¡Vaya estocada en todo lo alto!, dijo la una. Bueno, está un pelín desprendida, rectificó el otro. ¡Pero la ejecución ha sido magnífica!, se columpió el tercero. Es verdad, volvió a intervenir la una, en estos casos lo que importa es la ejecución. El otro ya no se atrevió ni a sugerir que el bajonazo había sido infame, y el tercero cambió de tema para no confundir más a su audiencia tan tonta.

Entré en la sala de espera casi haciendo un looping, amagando con marcharme ante de haberme llegado a sentar. ¿Qué coño hago yo en la consulta de un psicólogo pensando que ya no me gustan los toros? Junto a mí, una mujer muy guapa habla bajito por el móvil. Posiblemente le está contando a su marido que su hija se encuentra tranquila, aunque la cita va con algo de retraso. La niña juega en la mesa del centro de la salita, colocando sobre el tablero unos cuentos de tapa dura, abiertos como si fueran el tejado de las casas pirenaicas.

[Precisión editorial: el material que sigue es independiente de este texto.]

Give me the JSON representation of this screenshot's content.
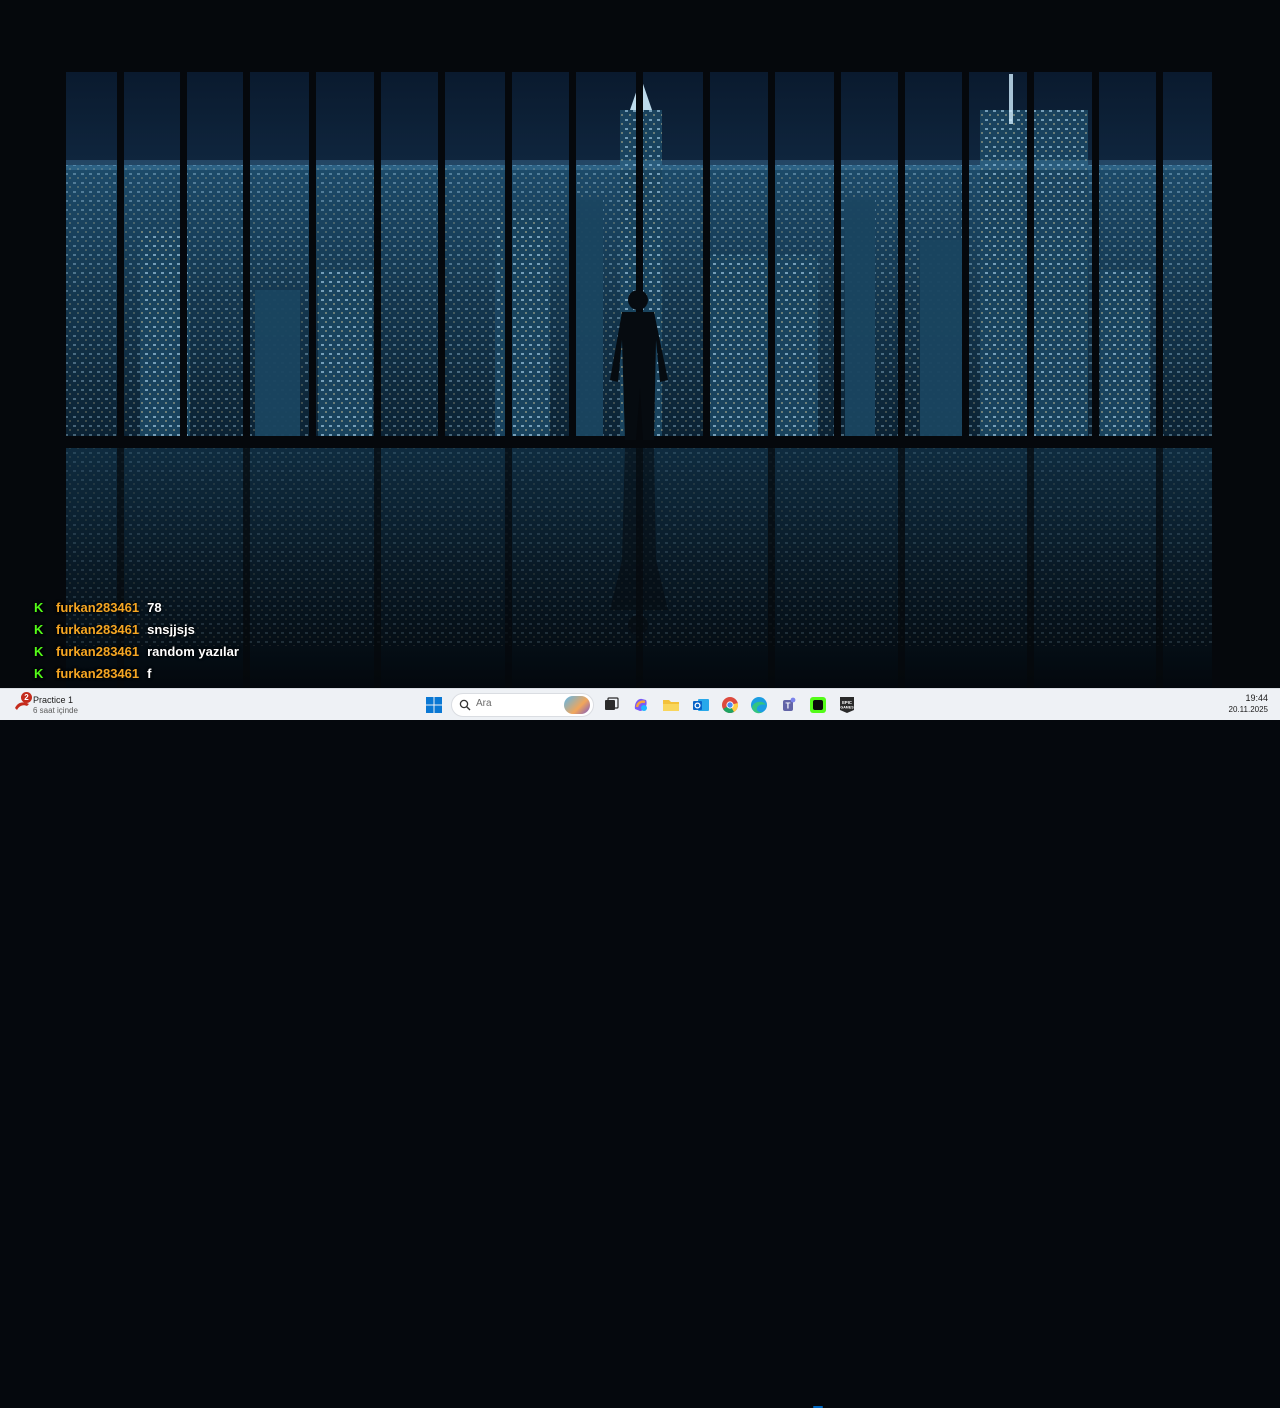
{
  "chat": {
    "messages": [
      {
        "badge": "K",
        "user": "furkan283461",
        "text": "78"
      },
      {
        "badge": "K",
        "user": "furkan283461",
        "text": "snsjjsjs"
      },
      {
        "badge": "K",
        "user": "furkan283461",
        "text": "random yazılar"
      },
      {
        "badge": "K",
        "user": "furkan283461",
        "text": "f"
      }
    ]
  },
  "taskbar": {
    "widget": {
      "badge": "2",
      "title": "Practice 1",
      "subtitle": "6 saat içinde"
    },
    "search": {
      "placeholder": "Ara"
    },
    "apps": [
      {
        "name": "task-view-icon"
      },
      {
        "name": "copilot-icon"
      },
      {
        "name": "file-explorer-icon"
      },
      {
        "name": "outlook-icon"
      },
      {
        "name": "chrome-icon"
      },
      {
        "name": "edge-icon"
      },
      {
        "name": "teams-icon"
      },
      {
        "name": "kick-icon",
        "active": true
      },
      {
        "name": "epic-games-icon",
        "label": "EPIC GAMES"
      }
    ],
    "clock": {
      "time": "19:44",
      "date": "20.11.2025"
    }
  },
  "colors": {
    "taskbar_bg": "#eef1f5",
    "chat_user": "#f5a623",
    "chat_badge": "#53fc18",
    "accent": "#0067c0"
  }
}
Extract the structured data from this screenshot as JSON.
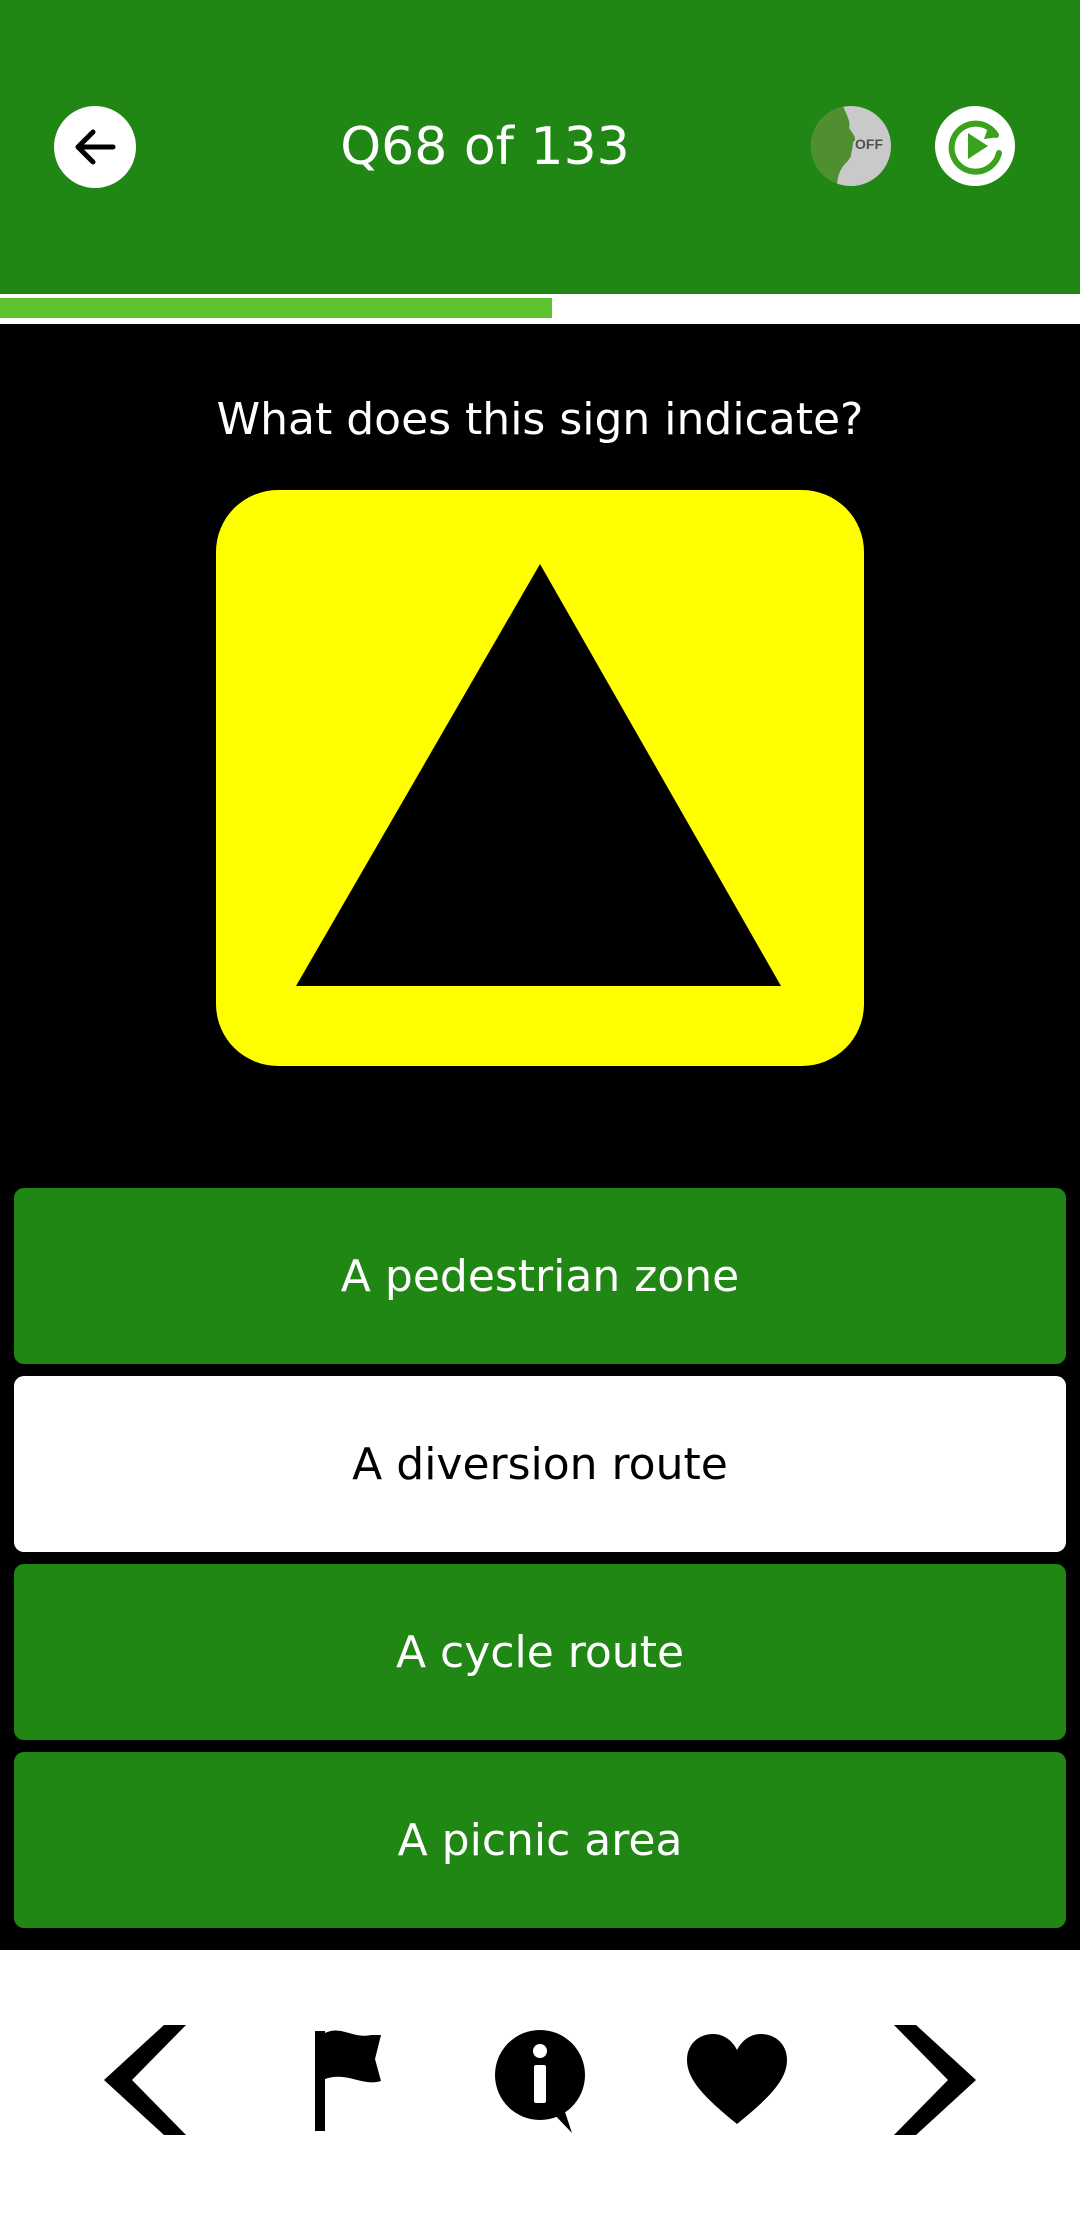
{
  "header": {
    "title": "Q68 of 133",
    "back_icon": "arrow-left-icon",
    "voice_toggle": {
      "icon": "voice-head-icon",
      "state_label": "OFF"
    },
    "replay_icon": "replay-icon"
  },
  "progress": {
    "fraction": 0.511
  },
  "question": {
    "text": "What does this sign indicate?",
    "sign": {
      "background": "#ffff00",
      "symbol": "black-triangle",
      "symbol_color": "#000000"
    }
  },
  "answers": [
    {
      "label": "A pedestrian zone",
      "selected": false
    },
    {
      "label": "A diversion route",
      "selected": true
    },
    {
      "label": "A cycle route",
      "selected": false
    },
    {
      "label": "A picnic area",
      "selected": false
    }
  ],
  "bottom_nav": [
    {
      "icon": "chevron-left-icon"
    },
    {
      "icon": "flag-icon"
    },
    {
      "icon": "info-icon"
    },
    {
      "icon": "heart-icon"
    },
    {
      "icon": "chevron-right-icon"
    }
  ],
  "colors": {
    "primary_green": "#208614",
    "progress_green": "#5ec42d",
    "sign_yellow": "#ffff00",
    "background": "#000000"
  }
}
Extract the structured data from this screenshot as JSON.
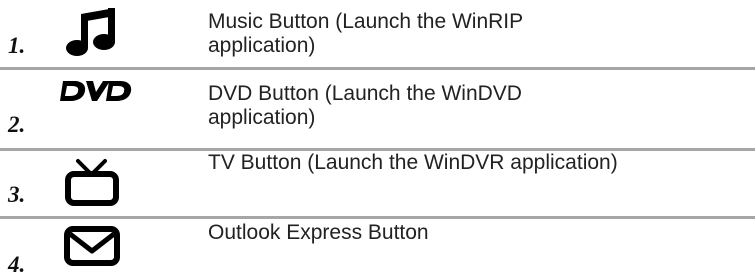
{
  "rows": [
    {
      "number": "1.",
      "icon": "music-note-icon",
      "description": "Music Button (Launch the WinRIP\napplication)"
    },
    {
      "number": "2.",
      "icon": "dvd-logo-icon",
      "description": "DVD Button (Launch the WinDVD\napplication)"
    },
    {
      "number": "3.",
      "icon": "tv-icon",
      "description": "TV Button (Launch the WinDVR application)"
    },
    {
      "number": "4.",
      "icon": "envelope-icon",
      "description": "Outlook Express Button"
    }
  ],
  "colors": {
    "divider": "#a6a6a6",
    "text": "#222222",
    "icon": "#000000"
  }
}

Mientras me estaba preguntando si le tocaría a ella antes que a mí, salió una enfermera para decirme que ya podía pasar. El médico me esperaba sonriente y me invitó a tomar asiento.

-¿Qué le pasa?, me preguntó cuando creía que no iba a ser capaz de empezar, con una sensación parecida a la del confesionario.

-Siento pena por los toros que salen en la  tele, le respondí con las manos en el corazón.

-Bueno, pero eso no malo. Los sentimientos nos hacen más humanos, y sentir compasión es uno de ellos, afirmó el psicólogo relajándose sobre el respaldo de su sillón.

-Pues mi sensación es mala porque no se puede sentir compasión de un toro, ¿a usted le gustan los toros?

-No especialmente, tan sólo soy un espectador ocasional, me respondió después de haberse tomado unos segundos de reflexión. Precisamente ayer estuve en Vistalegre, fíjese usted qué casualidad.

– ¿Y qué le pareció la corrida?

-Ya le digo que yo no entiendo y fui para cumplir con un compromiso, así que no logré disfrutar. Me pareció algo aburrido salvo por la buena compañía que disfruté.

-Opino casi igual que usted, pero ¿se puede creer que el ganadero había dicho por la mañana que la suya iba a ser la mejor corrida del mundo?

Al ver la expresión del médico, entre sorprendida y jocosa, me detuve en seco, pero al instante continué para no faltar a la verdad.

-El hombre apostilló que iba a ser la mejor corrida, pero hasta las diez de la noche. Algo que hacía intuir la realidad.

Una corrida sin chicha ni limoná para unos toreros, que con más pena que gloria, apenas cubrieron el expediente, incapaces de solventar las mínimas dificultades que presentaron los astados. Acostumbrados endémicamente a que los toros rara vez los pongan en aprietos, emplearon los bajonazos con mal arte, con la connivencia de los comentaristas siempre prestos a ayudar.

– ¿Por eso siente usted pena de los toros?

-No puedo evitarlo, mi afición llegó por lo que me imponía la presencia del toro en la plaza y por esa sensación de que las faenas tenían miga, siendo con frecuencia muy distintas unas de otras, sin saber qué te ibas a encontrar cada tarde.

-Le voy a decir que esta consulta ya la he tratado antes, porque tuve una conversación similar con ese buen amigo a quien ayer acompañé a los toros, ¿y sabe lo que le digo?

Me incliné ante la mesa del médico, apoyando en ella mi antebrazo y esperando la solución a esa pregunta.

-No vea los toros por la tele, y si lo hace elija la opción del sonido de ambiente. Pero lo que sobre todo le recomiendo es que vuelva a la plaza este domingo, a ver si con un poco de suerte los adolfos le quitan esa pena que siente por los toros.

José Luis Barrachina Susarte

En la imagen, valga la pureza de Diego Urdiales para mitigar el corazón desolado de nuestro compañero.